WWSU

Fairborn, Ohio; United States;
- Broadcast area: Ohio college
- Frequency: 106.9 MHz
- Branding: ‘’Dayton’s Wright Choice’’

Programming
- Format: College radio

Ownership
- Owner: Wright State University

History
- First air date: 1976 (at 88.5), recognized by the FCC on April 4, 1977.
- Call sign meaning: Wright State University

Technical information
- Licensing authority: FCC
- Facility ID: 73952
- Class: D
- ERP: 26 watts
- HAAT: 64.0 meters
- Transmitter coordinates: 39°46′58.00″N 84°3′43.00″W﻿ / ﻿39.7827778°N 84.0619444°W

Links
- Public license information: Public file; LMS;
- Webcast: Listen live
- Website: www.wwsu1069.org

= WWSU =

WWSU (106.9 FM) is a radio station broadcasting a Variety format. Licensed to Fairborn, Ohio, United States, the station serves the Ohio college area. The station is owned by Wright State University. Along with music, WWSU broadcasts select Wright State Raiders sporting events.

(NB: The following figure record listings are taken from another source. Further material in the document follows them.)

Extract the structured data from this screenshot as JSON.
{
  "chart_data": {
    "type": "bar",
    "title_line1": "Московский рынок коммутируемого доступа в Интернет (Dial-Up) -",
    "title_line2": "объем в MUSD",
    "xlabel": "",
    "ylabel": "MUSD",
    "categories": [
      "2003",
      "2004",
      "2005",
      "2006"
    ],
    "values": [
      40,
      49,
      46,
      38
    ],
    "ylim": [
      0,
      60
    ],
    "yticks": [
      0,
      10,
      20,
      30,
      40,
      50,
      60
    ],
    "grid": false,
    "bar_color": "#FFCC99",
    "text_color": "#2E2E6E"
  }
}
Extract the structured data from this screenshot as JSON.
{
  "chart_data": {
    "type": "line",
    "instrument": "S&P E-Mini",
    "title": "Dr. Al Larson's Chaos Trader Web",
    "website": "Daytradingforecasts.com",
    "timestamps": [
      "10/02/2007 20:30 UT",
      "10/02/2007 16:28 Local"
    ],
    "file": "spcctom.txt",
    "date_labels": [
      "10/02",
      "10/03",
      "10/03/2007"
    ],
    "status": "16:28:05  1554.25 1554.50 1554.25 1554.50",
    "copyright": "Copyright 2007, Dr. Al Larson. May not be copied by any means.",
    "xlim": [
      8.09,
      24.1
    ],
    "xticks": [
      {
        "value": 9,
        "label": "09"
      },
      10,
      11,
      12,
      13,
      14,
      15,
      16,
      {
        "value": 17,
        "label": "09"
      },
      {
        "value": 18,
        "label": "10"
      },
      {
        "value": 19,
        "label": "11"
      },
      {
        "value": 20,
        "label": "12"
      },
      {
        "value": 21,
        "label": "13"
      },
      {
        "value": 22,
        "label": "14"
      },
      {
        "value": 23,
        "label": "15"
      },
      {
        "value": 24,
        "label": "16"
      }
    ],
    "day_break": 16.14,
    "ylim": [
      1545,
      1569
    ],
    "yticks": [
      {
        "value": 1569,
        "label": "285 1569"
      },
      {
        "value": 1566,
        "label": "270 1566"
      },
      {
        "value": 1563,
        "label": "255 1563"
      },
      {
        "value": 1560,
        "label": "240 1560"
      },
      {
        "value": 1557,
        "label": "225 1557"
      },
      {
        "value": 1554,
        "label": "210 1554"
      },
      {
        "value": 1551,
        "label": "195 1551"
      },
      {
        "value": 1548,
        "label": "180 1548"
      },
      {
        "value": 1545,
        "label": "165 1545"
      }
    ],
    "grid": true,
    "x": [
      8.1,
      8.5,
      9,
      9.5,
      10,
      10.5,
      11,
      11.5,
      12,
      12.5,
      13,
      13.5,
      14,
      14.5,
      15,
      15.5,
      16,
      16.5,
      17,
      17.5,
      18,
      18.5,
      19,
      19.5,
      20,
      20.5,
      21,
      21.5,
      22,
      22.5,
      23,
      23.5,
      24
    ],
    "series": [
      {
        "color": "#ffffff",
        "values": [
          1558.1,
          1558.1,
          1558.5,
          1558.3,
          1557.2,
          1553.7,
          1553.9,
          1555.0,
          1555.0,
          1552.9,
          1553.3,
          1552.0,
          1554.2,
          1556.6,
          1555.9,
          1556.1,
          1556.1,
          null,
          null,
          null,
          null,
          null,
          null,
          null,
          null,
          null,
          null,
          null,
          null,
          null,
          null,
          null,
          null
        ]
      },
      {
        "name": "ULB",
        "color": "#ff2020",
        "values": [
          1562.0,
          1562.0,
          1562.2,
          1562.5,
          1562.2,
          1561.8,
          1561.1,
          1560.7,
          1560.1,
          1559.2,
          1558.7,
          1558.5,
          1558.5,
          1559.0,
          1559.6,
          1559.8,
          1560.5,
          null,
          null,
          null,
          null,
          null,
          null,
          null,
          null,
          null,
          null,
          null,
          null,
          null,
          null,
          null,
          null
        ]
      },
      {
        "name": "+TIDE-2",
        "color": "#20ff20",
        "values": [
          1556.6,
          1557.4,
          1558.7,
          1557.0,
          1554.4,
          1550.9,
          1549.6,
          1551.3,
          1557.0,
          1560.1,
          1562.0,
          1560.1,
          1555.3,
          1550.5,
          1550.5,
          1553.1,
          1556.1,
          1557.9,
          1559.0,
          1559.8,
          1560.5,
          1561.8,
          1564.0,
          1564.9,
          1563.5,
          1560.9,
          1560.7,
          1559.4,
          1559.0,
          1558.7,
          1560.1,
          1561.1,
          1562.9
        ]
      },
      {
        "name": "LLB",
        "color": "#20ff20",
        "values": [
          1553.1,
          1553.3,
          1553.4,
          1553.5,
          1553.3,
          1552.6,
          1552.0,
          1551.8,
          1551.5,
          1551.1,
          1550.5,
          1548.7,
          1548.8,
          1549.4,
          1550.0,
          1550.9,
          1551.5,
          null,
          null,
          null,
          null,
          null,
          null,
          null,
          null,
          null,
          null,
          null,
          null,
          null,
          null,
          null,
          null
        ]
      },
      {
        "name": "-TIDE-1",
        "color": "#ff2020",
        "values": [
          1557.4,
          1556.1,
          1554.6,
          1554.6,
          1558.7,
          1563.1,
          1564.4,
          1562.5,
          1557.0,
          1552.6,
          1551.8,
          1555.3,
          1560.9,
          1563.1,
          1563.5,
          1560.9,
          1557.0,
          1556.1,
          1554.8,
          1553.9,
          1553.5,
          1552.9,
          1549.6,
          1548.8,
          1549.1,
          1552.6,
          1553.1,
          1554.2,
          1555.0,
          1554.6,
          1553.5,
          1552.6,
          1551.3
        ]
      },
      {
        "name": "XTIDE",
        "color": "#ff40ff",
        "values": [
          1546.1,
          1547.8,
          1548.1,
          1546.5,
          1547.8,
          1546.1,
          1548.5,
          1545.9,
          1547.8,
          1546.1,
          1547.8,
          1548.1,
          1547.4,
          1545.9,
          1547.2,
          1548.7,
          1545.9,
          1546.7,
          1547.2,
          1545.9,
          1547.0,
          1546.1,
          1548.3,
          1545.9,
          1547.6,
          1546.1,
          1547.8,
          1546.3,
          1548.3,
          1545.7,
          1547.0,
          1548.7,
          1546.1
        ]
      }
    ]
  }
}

WWSU broadcasts in an open format. This means that the DJ has nearly complete control over what gets played on the air. Shows typically average two hours, with an automation system playing when no DJs are on the air.

==Operations==
The station staff is made up of Wright State students. Members of the faculty also assist with the station, but mostly in a hands-off fashion, as the radio station is intended to be a student-run environment.
DJs consist of current Wright State students.

==Awards==
In 2010 and 2011, WWSU was rated “Best Radio Station in Dayton” by Active Dayton. WWSU had a programming schedule that spanned from about 7am-2am with back to back live DJ shows and an average show length of 2 hours. In 2021, WWSU was awarded one of the top ten student ran radio stations in the world.

==Programming==
While WWSU broadcasts in an open format, the current main genre on the station shifts between Hip-Hop and Rock. The station also puts a spotlight on Dayton music, broadcasting both larger and smaller acts from the area. Local artists occasionally perform live on various shows on the station.

WWSU carries all home Wright State men’s and women’s basketball games. Along with game coverage, WWSU’s sports department generates video blogs with sports highlights and commentary.